# Graph Generation Algorithms

As you might have already heard about, generative AI—especially those based on large language models like ChatGPT—are quite powerful tools that (are supposed to) serve to augment human routines and reasoning. Specifically, ChatGPT builds on the GPT (Generative Pre-trained Transformer) model that has been pre-trained on LOTS of text data to be able to generate contextually appropriate responses to user input. If you have not tried ChatGPT yet, I highly recommend giving it a go!

Other types of generative AI technologies include the GAN (Generative Adversarial Network) and VAE (Variational Autoencoder) deep learning models. From a simple web search, you can learn more about the applications of generative technologies, ranging from creating poetry to generating realistic-looking images and video. Another important application of generative technologies is graph data, which defines our friendships on Facebook or relationships on LinkedIn. In general, graphs are a powerful abstraction for representing and analyzing complex systems, from biological systems to social networks. However, generating realistic graphs that capture certain properties of naturally-occuring networks can be challenging. A promising approach to tackle this problem is the use of stochastic Kronecker graphs.

Stochastic Kronecker graphs can be used to generate graphs from a starting seed and by applying Kronecker multiplication/product. The Kronecker product is a mathematical operation that combines two matrices to produce a larger matrix. By repeatedly applying this operation, we can generate a large and complex graph. For example, a starting 2×2 matrix seed could look like this $S = 1/16\cdot\begin{pmatrix}9 & 3 \\ 3 & 1 \end{pmatrix}.$

To generate a graph using the seed $S$, we can apply the Kronecker product on $S$, repeatedly, so that $S^{\otimes t}$ would define a distribution over a graph on $2^t$ vertices such the any entry $(u, v)\in S^{\otimes t}$ would define the probability of node $u$ being connected to node $v$. This process, essentially, defines the generative process of stochastic Kronecker graphs. An alternative way to look at the resulting matrix is that each element of the resulting matrix is chosen to be 1 with some probability $p$, and 0 with probability $1-p$. This probability is chosen independently for each element of the matrix.

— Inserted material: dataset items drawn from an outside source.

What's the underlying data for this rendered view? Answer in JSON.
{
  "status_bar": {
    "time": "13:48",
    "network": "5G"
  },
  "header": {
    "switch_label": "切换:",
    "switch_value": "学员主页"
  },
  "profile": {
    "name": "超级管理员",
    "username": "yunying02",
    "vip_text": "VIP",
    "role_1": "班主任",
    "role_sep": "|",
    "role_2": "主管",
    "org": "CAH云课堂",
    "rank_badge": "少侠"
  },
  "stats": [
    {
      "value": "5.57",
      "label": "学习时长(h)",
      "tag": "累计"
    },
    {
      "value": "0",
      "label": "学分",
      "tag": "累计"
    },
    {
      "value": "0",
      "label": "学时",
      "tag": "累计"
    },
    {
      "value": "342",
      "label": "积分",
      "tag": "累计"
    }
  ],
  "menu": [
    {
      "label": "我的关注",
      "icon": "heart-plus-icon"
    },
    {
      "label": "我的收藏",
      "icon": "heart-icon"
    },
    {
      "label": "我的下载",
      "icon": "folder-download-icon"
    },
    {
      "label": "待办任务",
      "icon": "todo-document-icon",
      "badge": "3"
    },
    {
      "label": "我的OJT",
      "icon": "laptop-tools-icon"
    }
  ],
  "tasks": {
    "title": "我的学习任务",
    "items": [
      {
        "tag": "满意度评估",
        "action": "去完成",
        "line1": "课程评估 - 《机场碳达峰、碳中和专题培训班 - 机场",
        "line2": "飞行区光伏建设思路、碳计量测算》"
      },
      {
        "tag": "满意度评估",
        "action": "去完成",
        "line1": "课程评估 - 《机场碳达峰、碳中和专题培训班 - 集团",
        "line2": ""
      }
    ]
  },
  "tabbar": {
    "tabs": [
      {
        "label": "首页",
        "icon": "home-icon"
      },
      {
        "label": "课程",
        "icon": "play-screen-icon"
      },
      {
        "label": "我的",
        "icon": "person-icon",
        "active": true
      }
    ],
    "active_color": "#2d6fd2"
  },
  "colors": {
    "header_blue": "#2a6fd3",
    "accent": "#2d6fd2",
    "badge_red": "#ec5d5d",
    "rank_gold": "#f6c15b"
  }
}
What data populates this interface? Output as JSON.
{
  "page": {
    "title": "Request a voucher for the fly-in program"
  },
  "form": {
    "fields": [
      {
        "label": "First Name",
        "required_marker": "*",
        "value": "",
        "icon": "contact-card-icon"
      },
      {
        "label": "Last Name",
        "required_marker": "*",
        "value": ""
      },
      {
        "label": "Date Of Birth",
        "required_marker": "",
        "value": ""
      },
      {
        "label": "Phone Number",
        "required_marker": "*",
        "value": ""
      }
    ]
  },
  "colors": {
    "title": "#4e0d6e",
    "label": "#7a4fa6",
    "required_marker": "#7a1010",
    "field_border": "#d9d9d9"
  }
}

It is well-known that many real-world networks have degree distributions that follow a lognormal or power-law distribution. However, stochastic Kronecker graph models cannot always generate graphs with degree distributions that follow lognormal or power-law. The degree distributions seem to have significant oscillations. In a recent work, my friend/collaborator and I (paper forthcoming) analyze techniques that could get rid of oscillations in the degree distribution of generated graphs—see Figure 1 below. We believe our work could lead to a better understanding and classification of graph generation algorithms.